Perturbed Fourier Transform Associated with Schrödinger Operators
Shijun Zheng
TL;DR
This work develops an $L^2$-theory for the perturbed Fourier transform $\mathcal{F}$ associated with a one-dimensional Schrödinger operator $H=H_0+V$, where $V$ is a real-valued finite measure or belongs to $L^1\cap L^2$. It constructs generalized eigenfunctions $e(x,\xi)$ via the Lippmann–Schwinger framework and proves a Plancherel-type identity $\mathcal{F}^*\mathcal{F}=P_{ac}$ with surjectivity of $\mathcal{F}$ onto the absolutely continuous subspace, yielding an explicit spectral calculus and kernel formulas for spectral operators. The analysis leverages Green’s functions, Jost solutions, and resolvent techniques to connect the perturbed and free evolutions through wave operators $W_\pm$, establishing asymptotic completeness and detailed scattering behavior for $e^{-itH}$. The results unify time-dependent scattering with a concrete $L^2$-theoretic eigenfunction expansion, providing explicit integral kernels and a robust framework for spectral and scattering analysis of measure-valued and short-range potentials.
Abstract
We give an exposition on the $L^2$ theory of the perturbed Fourier transform associated with a Schrödinger operator $H=-d^2/dx^2 +V$ on the real line, where $V$ is a real-valued \mbox{finite} measure.
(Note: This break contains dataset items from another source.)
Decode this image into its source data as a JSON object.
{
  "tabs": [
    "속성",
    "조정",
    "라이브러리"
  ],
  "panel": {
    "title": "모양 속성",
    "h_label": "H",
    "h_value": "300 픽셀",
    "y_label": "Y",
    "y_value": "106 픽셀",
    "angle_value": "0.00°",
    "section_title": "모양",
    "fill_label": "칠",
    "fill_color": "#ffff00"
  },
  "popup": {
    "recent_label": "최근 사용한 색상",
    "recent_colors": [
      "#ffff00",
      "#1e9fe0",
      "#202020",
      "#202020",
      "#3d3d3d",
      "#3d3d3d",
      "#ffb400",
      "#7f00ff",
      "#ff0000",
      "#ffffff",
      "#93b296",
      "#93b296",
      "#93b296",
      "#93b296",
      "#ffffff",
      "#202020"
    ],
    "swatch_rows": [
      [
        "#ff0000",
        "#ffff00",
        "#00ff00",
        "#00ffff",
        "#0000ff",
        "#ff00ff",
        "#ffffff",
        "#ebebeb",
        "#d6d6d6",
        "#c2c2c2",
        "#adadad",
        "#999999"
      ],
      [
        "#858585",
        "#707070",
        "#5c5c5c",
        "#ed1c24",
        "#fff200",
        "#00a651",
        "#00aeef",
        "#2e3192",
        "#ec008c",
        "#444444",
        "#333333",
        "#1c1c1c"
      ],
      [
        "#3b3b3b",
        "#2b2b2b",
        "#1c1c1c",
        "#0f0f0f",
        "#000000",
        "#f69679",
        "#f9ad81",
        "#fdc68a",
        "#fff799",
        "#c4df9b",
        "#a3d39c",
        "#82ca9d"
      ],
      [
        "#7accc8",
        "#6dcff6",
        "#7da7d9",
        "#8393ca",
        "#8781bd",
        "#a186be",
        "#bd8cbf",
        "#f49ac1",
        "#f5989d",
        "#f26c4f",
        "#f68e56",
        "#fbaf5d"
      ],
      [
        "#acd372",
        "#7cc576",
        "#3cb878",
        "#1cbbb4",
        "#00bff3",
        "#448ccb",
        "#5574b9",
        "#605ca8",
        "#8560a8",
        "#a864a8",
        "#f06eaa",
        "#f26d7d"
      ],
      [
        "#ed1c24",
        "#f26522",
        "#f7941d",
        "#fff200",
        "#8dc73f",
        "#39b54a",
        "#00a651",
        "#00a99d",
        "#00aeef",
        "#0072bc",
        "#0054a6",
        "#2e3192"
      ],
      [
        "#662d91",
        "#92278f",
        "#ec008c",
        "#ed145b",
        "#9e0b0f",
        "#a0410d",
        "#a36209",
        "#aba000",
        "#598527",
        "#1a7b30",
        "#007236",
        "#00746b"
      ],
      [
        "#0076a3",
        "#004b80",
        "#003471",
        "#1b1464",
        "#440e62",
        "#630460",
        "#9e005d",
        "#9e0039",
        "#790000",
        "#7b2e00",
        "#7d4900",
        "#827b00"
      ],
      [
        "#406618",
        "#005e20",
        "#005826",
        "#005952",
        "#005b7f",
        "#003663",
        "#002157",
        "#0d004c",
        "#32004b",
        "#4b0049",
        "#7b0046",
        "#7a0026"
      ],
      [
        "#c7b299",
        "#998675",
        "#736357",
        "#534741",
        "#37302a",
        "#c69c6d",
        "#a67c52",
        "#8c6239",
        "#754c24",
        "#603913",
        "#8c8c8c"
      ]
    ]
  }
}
In the case $V\in L^1\cap L^2$, we explicitly define the perturbed Fourier transform $\mathcal{F}$ for $H$ and obtain an eigenfunction expansion theorem for square integrable functions. This provides a complete proof of the inversion formula for $\cF$ that covers the class of short range potentials in $(1+|x|)^{-\frac12-\eps} L^2 $. Such paradigm has applications in the study of scattering problems in connection with the spectral properties and asymptotic completeness of the wave operators.